Error of Law Hearing
Submissions
17. Mr Chipperfield submitted that the appellant could have no confidence that the FtT considered her appeal with the appropriate level of anxious scrutiny having regard to the factual errors, the erroneous inclusion of [25] which may or may not have occurred from the FtT using a template format and failing to edit the determination properly. Mr Bramble realistically accepted that the determination read as a whole appeared confused and rushed. However, he submitted that clear findings of fact showed that it engaged with all of the relevant evidence. Whilst not the best structured decision, it was undoubtedly apparent what the FtT's view of the appellant's claim was and the decision reached, as set out in the final paragraph. Mr Bramble submitted that [25] was an obvious cut and paste error; it failed to reflect the tenor of the bulk of the determination.

Discussion and decision
18. My focus is on whether or not there was an error of law in the decision and whether or not that error was material to the outcome of that decision. There are no concerns raised as to the conduct of the FtT during the hearing. It is not suggested that there was unfairness or bias towards the appellant. In essence the appellant argues that the FtT has been careless in its preparation and consideration of her claim. Mr Bramble realistically acknowledged the same. That said I need to consider whether or not the carelessness manifested in the two factual errors and the inclusion of [25] are of such significance as to lead me to conclude that the appellant did not have a fair hearing. I have in mind the guidance in ML (Nigeria) [2013] EWCA Civ 844. I take the view that for a fair hearing the FtT needs to ensure that adequate attention is paid to the evidence and the record of evidence, and that no significant errors arise procedurally such as to amount to unfairness to the appellant.

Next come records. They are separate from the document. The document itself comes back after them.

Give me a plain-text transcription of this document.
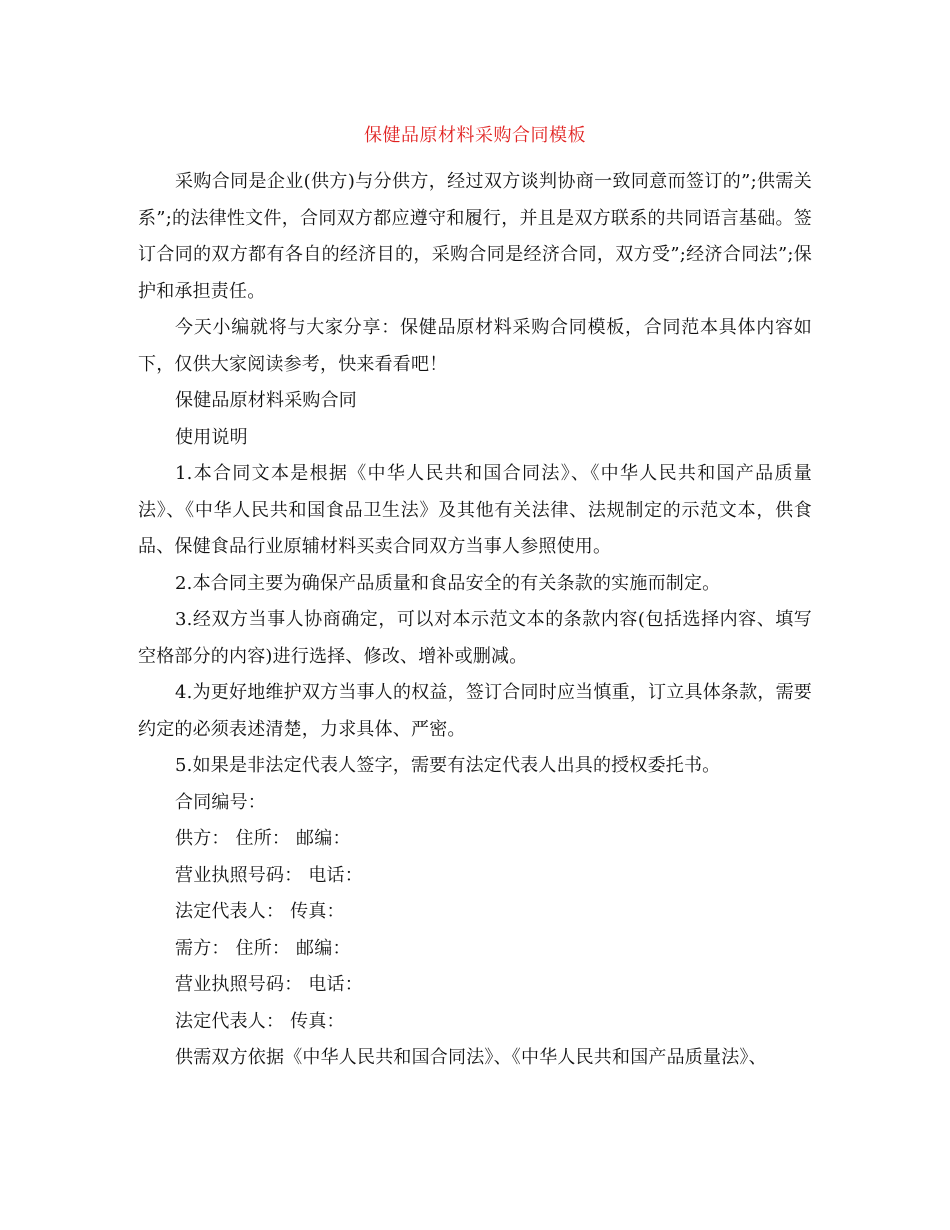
保健品原材料采购合同模板

采购合同是企业(供方)与分供方，经过双方谈判协商一致同意而签订的”;供需关系”;的法律性文件，合同双方都应遵守和履行，并且是双方联系的共同语言基础。签订合同的双方都有各自的经济目的，采购合同是经济合同，双方受”;经济合同法”;保护和承担责任。

今天小编就将与大家分享：保健品原材料采购合同模板，合同范本具体内容如下，仅供大家阅读参考，快来看看吧！

保健品原材料采购合同

使用说明

1.本合同文本是根据《中华人民共和国合同法》、《中华人民共和国产品质量法》、《中华人民共和国食品卫生法》及其他有关法律、法规制定的示范文本，供食品、保健食品行业原辅材料买卖合同双方当事人参照使用。

2.本合同主要为确保产品质量和食品安全的有关条款的实施而制定。

3.经双方当事人协商确定，可以对本示范文本的条款内容(包括选择内容、填写空格部分的内容)进行选择、修改、增补或删减。

4.为更好地维护双方当事人的权益，签订合同时应当慎重，订立具体条款，需要约定的必须表述清楚，力求具体、严密。

5.如果是非法定代表人签字，需要有法定代表人出具的授权委托书。

合同编号：

供方： 住所： 邮编：

营业执照号码： 电话：

法定代表人： 传真：

需方： 住所： 邮编：

营业执照号码： 电话：

法定代表人： 传真：

供需双方依据《中华人民共和国合同法》、《中华人民共和国产品质量法》、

19. I find that the two factual errors are of no significance. The FtT found that the appellant's links in the Philippines were to her mother, brother and sister [17]. As to the sponsor's father, whether or not the visits were monthly or weekly, is of little significance in my view given that the FtT has clearly taken into account and engaged with that evidence at [23] and found that there was a brother who could care for their father. As to the inclusion of [25] I am satisfied that this is clearly an error arising from careless use of cut and paste. I find nothing at all in the decision to indicate that the FtT intended to allow the appeal. All of the findings, discussion and conclusions support the decision made in [26] and[ 27] to dismiss the appeal on human rights grounds.

20. I now consider whether the totality of the concerns raised by the appellant in her grounds are such that she did not have a fair hearing. It is clear that there has been a degree of carelessness by the FtT in its consideration and preparation of the decision and reasons. However, the findings made are entirely sustainable on the evidence before the FtT. It is not disputed that the appellant is not able to meet the requirements of the Immigration Rules with regard to family and private life. The FtT's consideration under Article 8 ECHR and its conclusions as to proportionality are entirely sustainable on the evidence. In particular weight was placed on the facts that the appellant entered into a relationship at a time when her immigration status was precarious, she remained in the UK unlawfully for a significant period of time, she has continuing links in the Philippines and there were no reasons why the sponsor could not either join her in the Philippines and continue family life there or that the appellant could return to the Philippines from where she could make an application for entry clearance based on her marriage. The FtT found no exceptional circumstances and none have been put to me to indicate that there are grounds for consideration of leave outside of the Rules.

21. Accordingly I have decided that there is no material error of law in the Tribunal decision. The decision shall stand.

No anonymity direction is made.






Signed Date 29.6.2015


Deputy Upper Tribunal Judge G A Black


TO THE RESPONDENT
FEE AWARD






I have dismissed the appeal and therefore there can be no fee award.